U. Ph. R.: Die Doppelbesteuerungs-Abkommen umfassen natürlich sehr viel mehr als den Informationsaustausch in Steuerfragen. Dass hier günstige Regeln ausgearbeitet werden können, ist sehr wichtig für die gesamte Volkswirtschaft, besonders für die Exportindustrie, die multinationalen Konzerne, die Holdings, die in der Schweiz sind.

swissinfo.ch: Weshalb haben es Bankkunden aus den USA schwerer, dass ihre Privatsphäre bewahrt bleibt, als Kunden aus Europa? Ist das nicht ungerecht?

U. Ph. R.: Eigentlich schon. Wir müssen darauf achten, dass die Kooperation in Steuerdingen wirklich mit gleichen Ellen gemessen wird. Bei den revidierten Doppelbesteuerungs-Abkommen haben wir tatsächlich einen grossen Schritt vorwärts gemacht. Sie sind alle nach den OECD-Standards ausgehandelt worden. Damit erwirken sie eine Rechtsgleichheit, ungeachtet woher der Kunde effektiv kommt.

swissinfo.ch: Und doch hat man das Gefühl, dass sich die US-Steuerbehörde ein wenig weiter vorwagen darf als die europäischen zum Beispiel.

U. Ph. R.: Ob sie sich vorwagen dürfen oder nicht, ist eine andere Frage, eine Machtfrage. Wenn ein Landesrecht viel weitergehende Zwangsmassnahmen gegen die eigenen Bürger oder Niederlassungen oder Tochtergesellschaften ausländischer Unternehmen vorsieht, befinden wir uns halt in einem realpolitischen Machtspektrum, in dem die Schweiz aber auch andere Länder versuchen müssen, sich zu behaupten und ihre Interessen bestmöglich wahrzunehmen.

swissinfo.ch, Etienne Strebel

Urs Philipp Roth (geboren 1947) ist seit 2001 Vorsitzender der Geschäftsleitung der Schweizerischen Bankiervereinigung.

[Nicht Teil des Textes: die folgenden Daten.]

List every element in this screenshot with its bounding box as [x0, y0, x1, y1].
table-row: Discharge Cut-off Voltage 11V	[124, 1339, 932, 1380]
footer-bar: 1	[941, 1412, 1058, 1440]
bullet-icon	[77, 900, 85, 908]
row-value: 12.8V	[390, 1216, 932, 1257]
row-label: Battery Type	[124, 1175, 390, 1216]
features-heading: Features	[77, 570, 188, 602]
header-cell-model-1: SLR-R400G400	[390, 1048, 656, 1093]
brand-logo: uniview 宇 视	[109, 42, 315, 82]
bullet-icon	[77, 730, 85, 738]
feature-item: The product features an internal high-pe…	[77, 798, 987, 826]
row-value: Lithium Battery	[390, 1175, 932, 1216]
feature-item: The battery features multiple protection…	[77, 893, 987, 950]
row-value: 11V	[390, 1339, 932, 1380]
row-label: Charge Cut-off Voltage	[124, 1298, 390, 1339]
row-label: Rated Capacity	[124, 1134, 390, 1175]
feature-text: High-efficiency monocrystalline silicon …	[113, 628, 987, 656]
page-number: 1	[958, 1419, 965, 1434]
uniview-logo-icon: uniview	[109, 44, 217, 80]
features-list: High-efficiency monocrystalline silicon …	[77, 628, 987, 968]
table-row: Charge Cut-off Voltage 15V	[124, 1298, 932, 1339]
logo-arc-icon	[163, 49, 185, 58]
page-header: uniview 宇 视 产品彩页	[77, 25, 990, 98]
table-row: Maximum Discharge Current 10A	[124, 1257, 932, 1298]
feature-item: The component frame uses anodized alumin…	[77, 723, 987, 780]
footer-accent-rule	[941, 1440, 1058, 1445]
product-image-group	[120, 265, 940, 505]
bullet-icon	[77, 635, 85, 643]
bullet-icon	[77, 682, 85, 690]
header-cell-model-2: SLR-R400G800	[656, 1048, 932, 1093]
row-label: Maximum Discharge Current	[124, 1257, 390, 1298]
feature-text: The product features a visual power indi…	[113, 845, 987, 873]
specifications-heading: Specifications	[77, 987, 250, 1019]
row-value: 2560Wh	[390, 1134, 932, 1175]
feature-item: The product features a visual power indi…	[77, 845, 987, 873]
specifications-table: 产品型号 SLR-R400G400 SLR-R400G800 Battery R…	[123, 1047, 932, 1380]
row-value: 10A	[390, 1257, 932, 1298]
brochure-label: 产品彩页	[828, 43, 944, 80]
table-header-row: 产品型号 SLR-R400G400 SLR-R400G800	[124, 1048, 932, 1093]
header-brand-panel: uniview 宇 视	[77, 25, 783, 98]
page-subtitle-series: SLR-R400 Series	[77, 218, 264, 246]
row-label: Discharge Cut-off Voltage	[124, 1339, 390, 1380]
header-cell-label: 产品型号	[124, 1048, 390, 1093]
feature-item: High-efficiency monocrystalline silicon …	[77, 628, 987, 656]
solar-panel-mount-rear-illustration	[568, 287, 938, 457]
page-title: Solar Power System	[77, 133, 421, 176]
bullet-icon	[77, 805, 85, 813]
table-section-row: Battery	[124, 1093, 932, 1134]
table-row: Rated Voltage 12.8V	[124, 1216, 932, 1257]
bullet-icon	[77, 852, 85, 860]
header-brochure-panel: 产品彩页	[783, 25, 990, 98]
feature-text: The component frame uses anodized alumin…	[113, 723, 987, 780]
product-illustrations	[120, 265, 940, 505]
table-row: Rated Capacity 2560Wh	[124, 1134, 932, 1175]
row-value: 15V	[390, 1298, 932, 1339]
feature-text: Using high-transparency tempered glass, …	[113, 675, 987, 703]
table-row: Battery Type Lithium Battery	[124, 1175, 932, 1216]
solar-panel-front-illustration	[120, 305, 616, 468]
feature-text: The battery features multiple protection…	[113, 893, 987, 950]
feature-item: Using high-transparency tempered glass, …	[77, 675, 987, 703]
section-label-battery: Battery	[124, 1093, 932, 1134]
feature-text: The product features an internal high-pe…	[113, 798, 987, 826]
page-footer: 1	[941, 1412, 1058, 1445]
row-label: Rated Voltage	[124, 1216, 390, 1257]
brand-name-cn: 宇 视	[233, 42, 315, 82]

Zuvor war er bei der UBS in Zürich, zuletzt als erster Rechtskonsulent im Rang eines Direktors.

Rechtsstudium mit Doktorat in Zürich und anschliessendem Anwaltspatent

Roth ist verheiratet und hat drei erwachsene Kinder.

1935 trat das Bankengesetz mit dem Bankgeheimnis in Kraft – oppositionslos.

Das Bankgeheimnis war im Bankengesetz nur “Nebenprodukt”, zentral war die stärkere Kontrolle der Banken.

Diese wurde auf öffentlichen Druck nötig, nachdem der Bund 1933 in der Weltwirtschaftskrise die damalige Schweizerische Volksbank mit 100 Mio. Franken retten musste.

Nach dem Zweiten Weltkrieg verlangten die USA die Herausgabe deutscher Vermögen an die Siegermächte.

Im Washingtoner Abkommen 1946 konnte die Schweiz diesen Angriff abwehren.

Ab den 1960er-Jahren wird das Bankgeheimnis zur Stütze des Finanzplatzes Schweiz, indem Diktatoren und Potentaten ihre zweifelhaft erworbenen Vermögen auf Schweizer Konti platzierten (z.B. Mobutu, Duvalier, Marcos, Abacha).

Die OECD kritisiert, dass die Schweiz Steuerflüchtlinge zu stark schütze.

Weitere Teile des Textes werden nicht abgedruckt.